Sur la surface polie, tout à l’heure unie, une ravissante figure de jeune fille se dessinait maintenant.

Une figure pleine, blanche et rose, aux traits à la fois caractérisés et délicats, aux yeux d’un vert pâle d’une étrangeté prenante, et sur cela des cheveux d’un ton inédit d’or bruni.

L’expression de cette physionomie elle-même semblait double. Les yeux riaient, les lèvres disaient la mélancolie.

Il y avait là une beauté originale, bizarre, troublante, en dehors des règles convenues.

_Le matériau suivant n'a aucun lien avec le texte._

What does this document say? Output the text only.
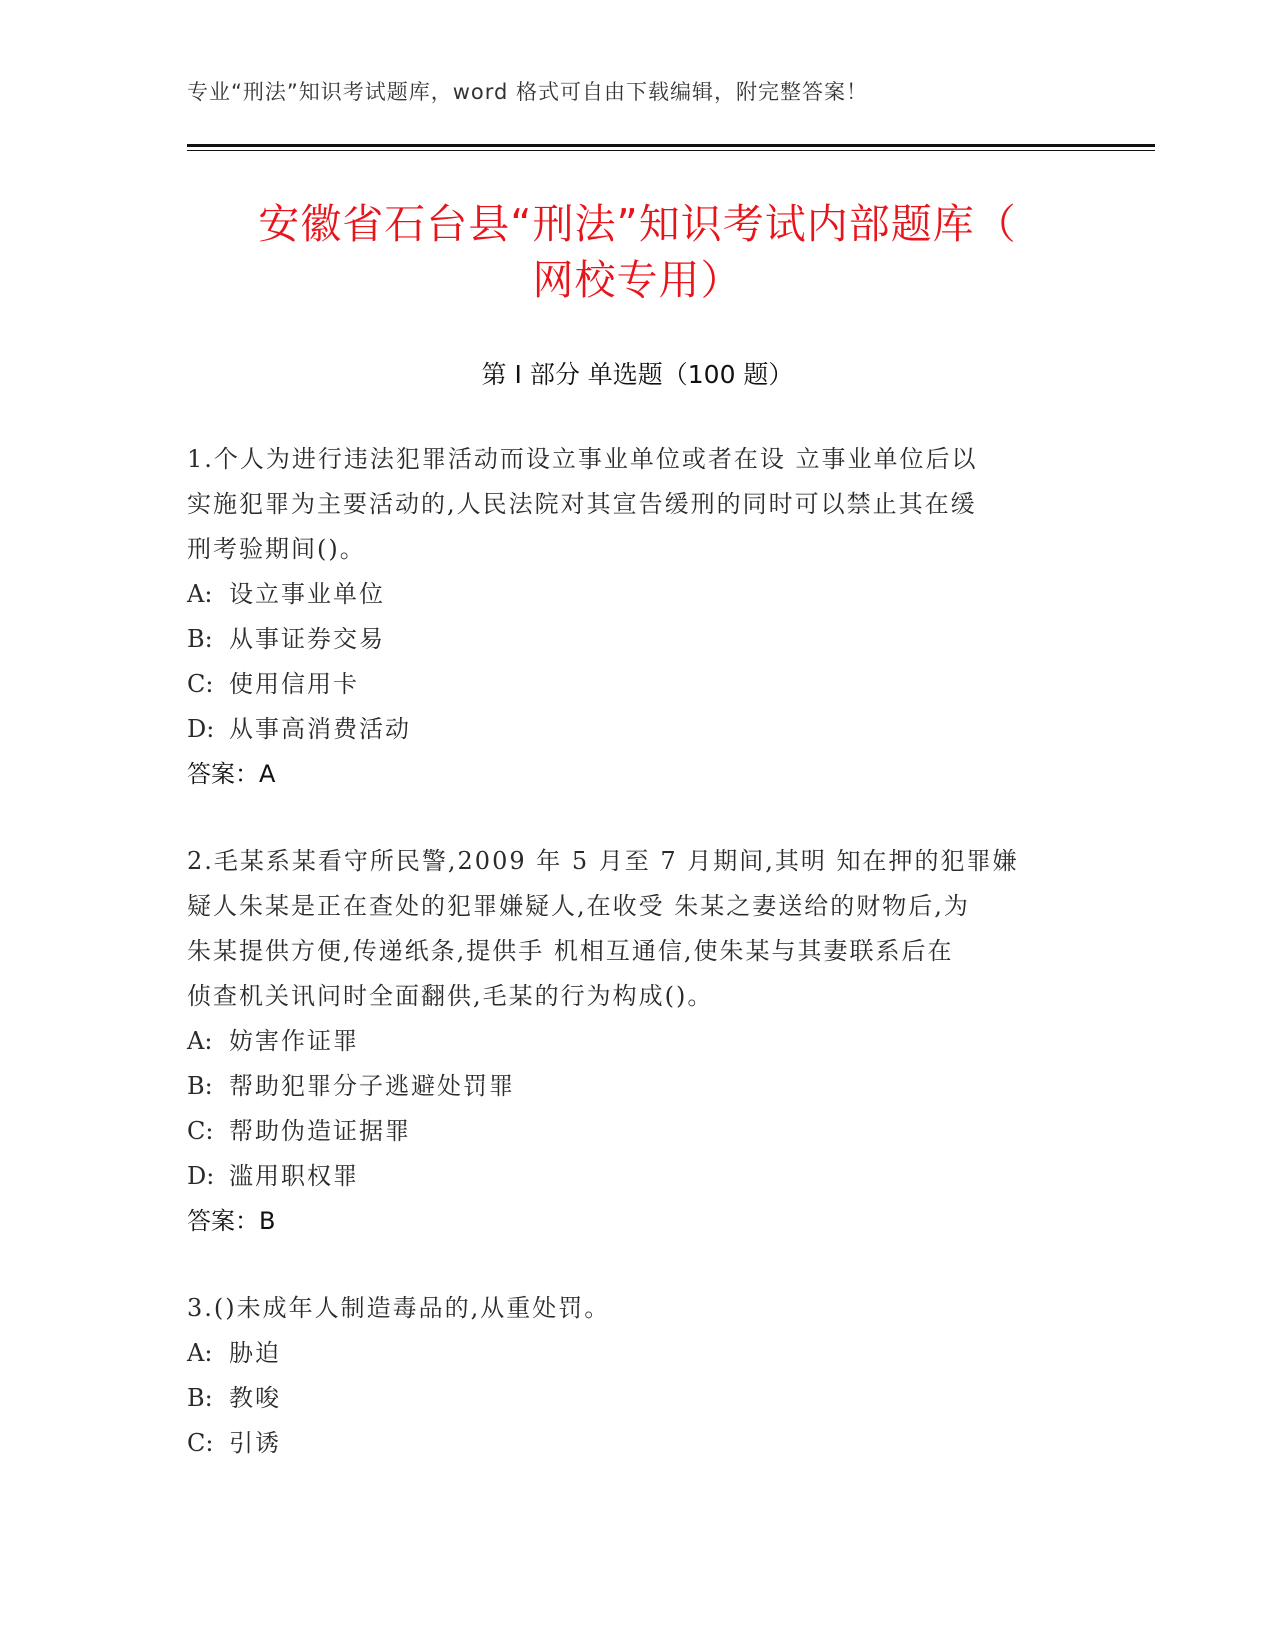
专业“刑法”知识考试题库，word 格式可自由下载编辑，附完整答案！
安徽省石台县“刑法”知识考试内部题库（
网校专用）
第 I 部分 单选题（100 题）
1.个人为进行违法犯罪活动而设立事业单位或者在设 立事业单位后以
实施犯罪为主要活动的,人民法院对其宣告缓刑的同时可以禁止其在缓
刑考验期间()。
A: 设立事业单位
B: 从事证券交易
C: 使用信用卡
D: 从事高消费活动
答案：A
2.毛某系某看守所民警,2009 年 5 月至 7 月期间,其明 知在押的犯罪嫌
疑人朱某是正在查处的犯罪嫌疑人,在收受 朱某之妻送给的财物后,为
朱某提供方便,传递纸条,提供手 机相互通信,使朱某与其妻联系后在
侦查机关讯问时全面翻供,毛某的行为构成()。
A: 妨害作证罪
B: 帮助犯罪分子逃避处罚罪
C: 帮助伪造证据罪
D: 滥用职权罪
答案：B
3.()未成年人制造毒品的,从重处罚。
A: 胁迫
B: 教唆
C: 引诱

Pendant quelques minutes, le marquis demeura les yeux fixés sur la gracieuse image. Enfin, d’une voix incertaine, trahissant ainsi la gradation de pensées qui venait de s’effectuer en son cerveau, il demanda :

— Quel est son nom ?

La Gitane eut un geste triomphant.

— La jeune fille se montre donc sur le miroir magique ?

— Oui, oui… vois… Mais réponds. Son nom ?

Ramrah haussa les épaules.

— Je l’ignore… Je ne sais, moi, que ce que ton esprit a bien voulu révéler.

— Alors, tu ne connais pas l’endroit où elle est ?

L’interpellée secoua la tête.

— Non… Mais les lignes de ta main peuvent nous guider.

Elle avait repris la main gauche de Pierre de Chazelet, et semblait en considérer la paume.

— Tu as passé la plus grande partie de ta vie dans une grande ville, fit-elle enfin.